4.33pm 10th June 2021 - Course Development

Royal Dornoch Golf Club in Scotland will join other venues across the golfing world in celebrating the 200th anniversary of the birth of Old Tom Morris next week.

June 16 marks the bicentenary of the birth of one of the finest ever golfers and golf course architects. A four-time winner of The Open between 1861 and 1867, the feats of ‘Old Tom’ will be celebrated near and far by clubs and golfers – with Royal Dornoch no exception. 

On the morning of June 16, club members will play a Texas Scramble over the most original 18-hole layout of the links that is feasible. This will include some of the current Championship Course and Struie Course holes.

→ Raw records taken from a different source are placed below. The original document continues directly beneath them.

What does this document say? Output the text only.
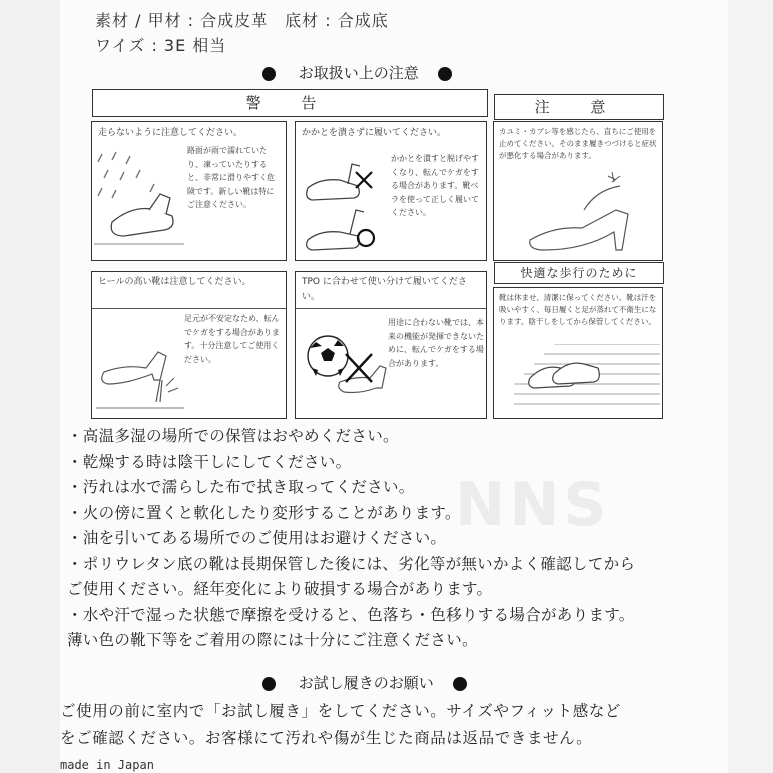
素材 / 甲材 : 合成皮革　底材 : 合成底
ワイズ : 3E 相当
お取扱い上の注意
警 告	注 意
走らないように注意してください。
路面が雨で濡れていたり、凍っていたりすると、非常に滑りやすく危険です。新しい靴は特にご注意ください。
かかとを潰さずに履いてください。
かかとを潰すと脱げやすくなり、転んでケガをする場合があります。靴べラを使って正しく履いてください。
カユミ・カブレ等を感じたら、直ちにご使用を止めてください。そのまま履きつづけると症状が悪化する場合があります。
ヒールの高い靴は注意してください。
足元が不安定なため、転んでケガをする場合があります。十分注意してご使用ください。
TPO に合わせて使い分けて履いてください。
用途に合わない靴では、本来の機能が発揮できないために、転んでケガをする場合があります。
快適な歩行のために
靴は休ませ、清潔に保ってください。靴は汗を吸いやすく、毎日履くと足が蒸れて不衛生になります。陰干しをしてから保管してください。
NNS
・高温多湿の場所での保管はおやめください。
・乾燥する時は陰干しにしてください。
・汚れは水で濡らした布で拭き取ってください。
・火の傍に置くと軟化したり変形することがあります。
・油を引いてある場所でのご使用はお避けください。
・ポリウレタン底の靴は長期保管した後には、劣化等が無いかよく確認してから
ご使用ください。経年変化により破損する場合があります。
・水や汗で湿った状態で摩擦を受けると、色落ち・色移りする場合があります。
薄い色の靴下等をご着用の際には十分にご注意ください。
お試し履きのお願い
ご使用の前に室内で「お試し履き」をしてください。サイズやフィット感など
をご確認ください。お客様にて汚れや傷が生じた商品は返品できません。
made in Japan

After the match, members will also be entertained at the club by a talk given by Todd Warnock, owner of neighbouring Links House. Warnock will discuss the different layouts of the course from its original 9-hole routing through the various 18-hole configurations, until Sutherland achieved the design Old Tom had proposed.

Old Tom Morris was born in 1821

Neil Hampton, General Manager at Royal Dornoch, said: “We very much look forward to honouring Old Tom Morris as part of a day of celebration on June 16. Old Tom’s contribution to golf was extraordinary, having embraced the game of golf from a very young age. His feats on the fairways were then matched by his course design and we at Royal Dornoch will always be grateful for his efforts. Having been born in 1821, it is testament to the legend of Old Tom Morris that we are still celebrating his life 200 years later.” 

It was in 1886 that Royal Dornoch, established as a club nine years earlier, invited the veteran champion golfer to visit Dornoch, make a survey of the links and lay out a more fully planned golf course. Club Secretary John Sutherland was the driving force behind the move, engaging Old Tom from his native St Andrews where he was ‘Keeper of the Green’ having started on a golfing path from caddie to club-maker.

Back then, there were loosely nine holes at Dornoch, with no greens, no fairways and merely stretches of links land closely cropped by animals such as cattle, sheep and rabbits.

For Royal Dornoch – named ‘Scotland’s Best Golf Course’ at the 2020 World Golf Awards – the rest is history, with Old Tom’s guiding hand also having a huge influence on over 70 courses throughout the UK and Ireland. Indeed, the courses to which Old Tom contributed read like a roll of honour. Among them are Royal Dornoch, Machrihanish, Muirfield, Nairn, Prestwick, St Andrews (New) and, in Northern Ireland, Royal County Down and Royal Portrush.